Evan Osnos, writing for The New Yorker, points out that “America’s hundred-and-four nuclear reactors handled hurricane Sandy with far less trouble than other parts of the power grid”. But he goes on to note that a higher storm surge could have caused grave trouble, just as the tsunami did in Japan. He quotes a former nuclear engineer who said that complacency “is precisely that kind of closed or narrow mindedness that allowed Fukushima to happen.” The United States has a significant number of vulnerable plants. Whereas in Japan, the history of the island is known going back well over a thousand years (a history, specifically the history of the tsunami of 869, that Fukushima’s designers chose to ignore, with tragic consequences.) In the US, records only go back a little over three centuries, so if anything, more caution should be warranted.
But Osnos is not advocating shutting down the industry. “the key is not to pretend that the nuclear industry is a house of cards,” he writes, “but to prevent a non-disaster from becoming a disaster.”
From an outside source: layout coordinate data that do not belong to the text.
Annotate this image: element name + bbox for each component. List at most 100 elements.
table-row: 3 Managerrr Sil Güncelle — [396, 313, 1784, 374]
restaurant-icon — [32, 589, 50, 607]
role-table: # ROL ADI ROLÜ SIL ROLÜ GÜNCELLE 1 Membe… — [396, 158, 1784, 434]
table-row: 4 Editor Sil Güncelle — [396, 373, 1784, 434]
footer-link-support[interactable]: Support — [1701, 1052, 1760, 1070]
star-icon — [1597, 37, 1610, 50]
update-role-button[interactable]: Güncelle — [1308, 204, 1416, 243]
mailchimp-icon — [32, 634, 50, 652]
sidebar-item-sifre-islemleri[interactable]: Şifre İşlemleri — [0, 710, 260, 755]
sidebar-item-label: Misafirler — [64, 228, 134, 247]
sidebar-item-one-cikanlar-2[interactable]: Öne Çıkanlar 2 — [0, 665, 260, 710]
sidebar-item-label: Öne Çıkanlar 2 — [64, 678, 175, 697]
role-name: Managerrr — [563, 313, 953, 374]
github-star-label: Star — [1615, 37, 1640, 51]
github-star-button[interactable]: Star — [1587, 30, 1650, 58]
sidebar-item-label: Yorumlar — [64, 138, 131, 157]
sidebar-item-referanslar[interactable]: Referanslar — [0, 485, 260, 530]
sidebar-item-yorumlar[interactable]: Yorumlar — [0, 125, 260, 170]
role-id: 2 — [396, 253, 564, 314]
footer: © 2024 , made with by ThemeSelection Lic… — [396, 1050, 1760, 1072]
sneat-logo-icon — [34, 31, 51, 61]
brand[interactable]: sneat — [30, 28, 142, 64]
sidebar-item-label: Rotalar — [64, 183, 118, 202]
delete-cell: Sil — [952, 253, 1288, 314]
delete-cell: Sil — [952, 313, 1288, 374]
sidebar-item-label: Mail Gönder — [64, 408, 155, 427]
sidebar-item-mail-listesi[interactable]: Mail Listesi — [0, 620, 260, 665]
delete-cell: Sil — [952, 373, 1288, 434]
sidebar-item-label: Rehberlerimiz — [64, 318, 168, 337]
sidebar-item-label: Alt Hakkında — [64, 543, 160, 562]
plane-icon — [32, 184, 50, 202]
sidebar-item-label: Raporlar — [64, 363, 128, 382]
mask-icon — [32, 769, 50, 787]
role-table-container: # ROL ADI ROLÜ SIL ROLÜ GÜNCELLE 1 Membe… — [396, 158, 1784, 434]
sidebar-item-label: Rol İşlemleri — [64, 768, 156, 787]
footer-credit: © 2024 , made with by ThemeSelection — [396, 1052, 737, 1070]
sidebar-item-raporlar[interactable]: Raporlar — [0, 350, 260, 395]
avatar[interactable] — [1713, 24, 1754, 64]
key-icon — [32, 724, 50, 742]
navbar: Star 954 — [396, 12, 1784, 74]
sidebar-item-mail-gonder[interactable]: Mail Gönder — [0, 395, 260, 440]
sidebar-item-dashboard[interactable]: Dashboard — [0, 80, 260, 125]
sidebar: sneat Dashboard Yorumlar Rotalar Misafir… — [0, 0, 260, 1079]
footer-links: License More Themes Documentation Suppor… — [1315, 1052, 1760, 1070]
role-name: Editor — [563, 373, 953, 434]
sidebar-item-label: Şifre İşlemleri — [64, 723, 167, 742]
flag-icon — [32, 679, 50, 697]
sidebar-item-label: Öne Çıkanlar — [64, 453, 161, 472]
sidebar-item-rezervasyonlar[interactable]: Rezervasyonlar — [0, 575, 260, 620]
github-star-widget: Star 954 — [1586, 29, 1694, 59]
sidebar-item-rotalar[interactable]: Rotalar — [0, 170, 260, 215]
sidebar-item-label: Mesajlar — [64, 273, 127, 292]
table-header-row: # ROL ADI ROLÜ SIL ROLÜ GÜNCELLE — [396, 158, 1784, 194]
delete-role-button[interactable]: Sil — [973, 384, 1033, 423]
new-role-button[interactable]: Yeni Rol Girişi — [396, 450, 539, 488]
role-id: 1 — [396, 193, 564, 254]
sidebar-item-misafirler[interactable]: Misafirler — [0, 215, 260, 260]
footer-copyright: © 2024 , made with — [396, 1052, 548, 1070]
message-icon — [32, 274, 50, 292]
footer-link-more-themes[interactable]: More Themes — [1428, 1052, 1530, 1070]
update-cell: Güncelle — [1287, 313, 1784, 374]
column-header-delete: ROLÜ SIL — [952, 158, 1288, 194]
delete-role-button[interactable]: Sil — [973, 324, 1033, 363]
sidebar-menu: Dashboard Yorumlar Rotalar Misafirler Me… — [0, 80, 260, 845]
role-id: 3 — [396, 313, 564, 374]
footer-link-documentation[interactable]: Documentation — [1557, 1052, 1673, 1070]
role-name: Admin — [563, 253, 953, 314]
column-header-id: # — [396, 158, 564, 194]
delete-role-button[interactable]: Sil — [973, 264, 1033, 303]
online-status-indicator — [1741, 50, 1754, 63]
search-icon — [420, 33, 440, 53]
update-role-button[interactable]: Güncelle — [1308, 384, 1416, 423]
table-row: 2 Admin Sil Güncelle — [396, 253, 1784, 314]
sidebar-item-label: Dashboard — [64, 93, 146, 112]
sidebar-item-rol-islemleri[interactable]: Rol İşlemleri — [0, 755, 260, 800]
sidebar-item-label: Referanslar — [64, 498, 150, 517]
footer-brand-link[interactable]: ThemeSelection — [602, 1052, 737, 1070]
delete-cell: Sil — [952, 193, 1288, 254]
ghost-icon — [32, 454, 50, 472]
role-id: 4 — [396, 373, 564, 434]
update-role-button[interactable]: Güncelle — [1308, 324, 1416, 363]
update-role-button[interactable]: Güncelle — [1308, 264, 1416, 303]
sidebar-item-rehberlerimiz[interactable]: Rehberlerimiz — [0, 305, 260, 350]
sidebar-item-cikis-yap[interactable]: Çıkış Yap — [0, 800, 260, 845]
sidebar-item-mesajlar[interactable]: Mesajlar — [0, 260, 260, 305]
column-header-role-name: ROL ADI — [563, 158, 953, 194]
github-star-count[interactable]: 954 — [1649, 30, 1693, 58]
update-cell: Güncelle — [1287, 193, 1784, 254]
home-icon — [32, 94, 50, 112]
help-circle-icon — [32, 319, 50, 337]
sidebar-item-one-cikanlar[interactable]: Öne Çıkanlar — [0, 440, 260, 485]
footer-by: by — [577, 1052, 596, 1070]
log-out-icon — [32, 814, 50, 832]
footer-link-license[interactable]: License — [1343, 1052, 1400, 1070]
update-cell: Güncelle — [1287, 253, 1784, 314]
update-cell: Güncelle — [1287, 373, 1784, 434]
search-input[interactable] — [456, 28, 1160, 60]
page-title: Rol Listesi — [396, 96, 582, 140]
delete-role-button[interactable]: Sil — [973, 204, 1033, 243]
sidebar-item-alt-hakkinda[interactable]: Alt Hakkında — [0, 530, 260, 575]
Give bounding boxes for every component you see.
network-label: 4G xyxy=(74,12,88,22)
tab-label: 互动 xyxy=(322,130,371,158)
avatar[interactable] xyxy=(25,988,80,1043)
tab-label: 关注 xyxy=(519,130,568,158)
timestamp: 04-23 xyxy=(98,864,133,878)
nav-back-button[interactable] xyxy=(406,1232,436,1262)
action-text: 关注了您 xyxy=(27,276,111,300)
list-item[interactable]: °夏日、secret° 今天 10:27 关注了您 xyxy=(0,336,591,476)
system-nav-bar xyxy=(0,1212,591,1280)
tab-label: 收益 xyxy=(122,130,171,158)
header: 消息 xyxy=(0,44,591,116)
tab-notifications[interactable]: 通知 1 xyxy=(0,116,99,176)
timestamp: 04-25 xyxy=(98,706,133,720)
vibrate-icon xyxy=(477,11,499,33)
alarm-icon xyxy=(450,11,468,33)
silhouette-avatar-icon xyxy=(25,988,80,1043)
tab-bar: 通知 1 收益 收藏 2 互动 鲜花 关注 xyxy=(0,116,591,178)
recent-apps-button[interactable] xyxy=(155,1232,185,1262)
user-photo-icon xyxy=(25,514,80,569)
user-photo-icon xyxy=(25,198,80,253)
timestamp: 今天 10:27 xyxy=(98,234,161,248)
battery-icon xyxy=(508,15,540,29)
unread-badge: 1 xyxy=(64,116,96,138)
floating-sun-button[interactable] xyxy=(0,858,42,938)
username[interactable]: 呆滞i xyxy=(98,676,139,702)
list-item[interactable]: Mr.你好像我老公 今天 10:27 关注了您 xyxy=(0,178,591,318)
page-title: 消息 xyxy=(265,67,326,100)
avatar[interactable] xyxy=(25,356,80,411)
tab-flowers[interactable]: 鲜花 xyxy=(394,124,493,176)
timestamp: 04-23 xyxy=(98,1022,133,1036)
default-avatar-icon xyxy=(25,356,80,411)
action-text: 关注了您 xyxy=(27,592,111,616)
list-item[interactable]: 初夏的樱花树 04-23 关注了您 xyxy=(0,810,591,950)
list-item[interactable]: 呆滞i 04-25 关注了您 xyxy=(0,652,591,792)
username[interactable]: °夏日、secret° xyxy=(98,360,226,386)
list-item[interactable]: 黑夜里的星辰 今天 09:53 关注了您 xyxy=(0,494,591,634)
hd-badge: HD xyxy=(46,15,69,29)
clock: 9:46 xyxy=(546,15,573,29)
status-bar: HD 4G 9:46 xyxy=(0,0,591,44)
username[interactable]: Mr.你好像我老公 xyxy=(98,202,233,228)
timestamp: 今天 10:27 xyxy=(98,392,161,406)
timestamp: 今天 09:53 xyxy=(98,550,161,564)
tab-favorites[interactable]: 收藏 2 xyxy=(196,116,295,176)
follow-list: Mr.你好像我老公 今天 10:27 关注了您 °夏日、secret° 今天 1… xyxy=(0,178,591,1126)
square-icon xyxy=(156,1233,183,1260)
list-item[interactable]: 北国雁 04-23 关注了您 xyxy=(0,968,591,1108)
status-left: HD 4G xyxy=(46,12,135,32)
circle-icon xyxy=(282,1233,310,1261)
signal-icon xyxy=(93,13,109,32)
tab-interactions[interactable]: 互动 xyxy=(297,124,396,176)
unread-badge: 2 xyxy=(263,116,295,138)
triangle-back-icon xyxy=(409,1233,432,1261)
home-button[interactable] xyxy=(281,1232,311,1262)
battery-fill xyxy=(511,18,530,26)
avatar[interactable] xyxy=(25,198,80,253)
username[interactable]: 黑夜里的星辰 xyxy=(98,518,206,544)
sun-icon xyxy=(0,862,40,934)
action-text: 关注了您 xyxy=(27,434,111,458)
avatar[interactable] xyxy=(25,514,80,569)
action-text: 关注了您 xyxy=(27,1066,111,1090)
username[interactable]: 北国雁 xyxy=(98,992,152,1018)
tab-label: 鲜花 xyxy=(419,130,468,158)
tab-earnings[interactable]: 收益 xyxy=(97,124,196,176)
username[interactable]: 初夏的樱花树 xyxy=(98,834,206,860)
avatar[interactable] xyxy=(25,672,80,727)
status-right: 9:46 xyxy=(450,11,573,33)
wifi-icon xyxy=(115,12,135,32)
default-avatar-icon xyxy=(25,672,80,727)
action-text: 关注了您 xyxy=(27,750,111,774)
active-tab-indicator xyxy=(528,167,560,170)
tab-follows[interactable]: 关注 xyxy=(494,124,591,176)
Unfortunately, our memory for disasters tends to be alarmingly short. Osnos points out that after a flood wreaked havoc with New York’s subways in 2007, some 30 million dollars were spent on flood protection… and that’s it. Then it was all forgotten. One can only hope that Sandy will leave a more lasting impression when it comes to disaster preparedness, especially when nuclear plants are concerned.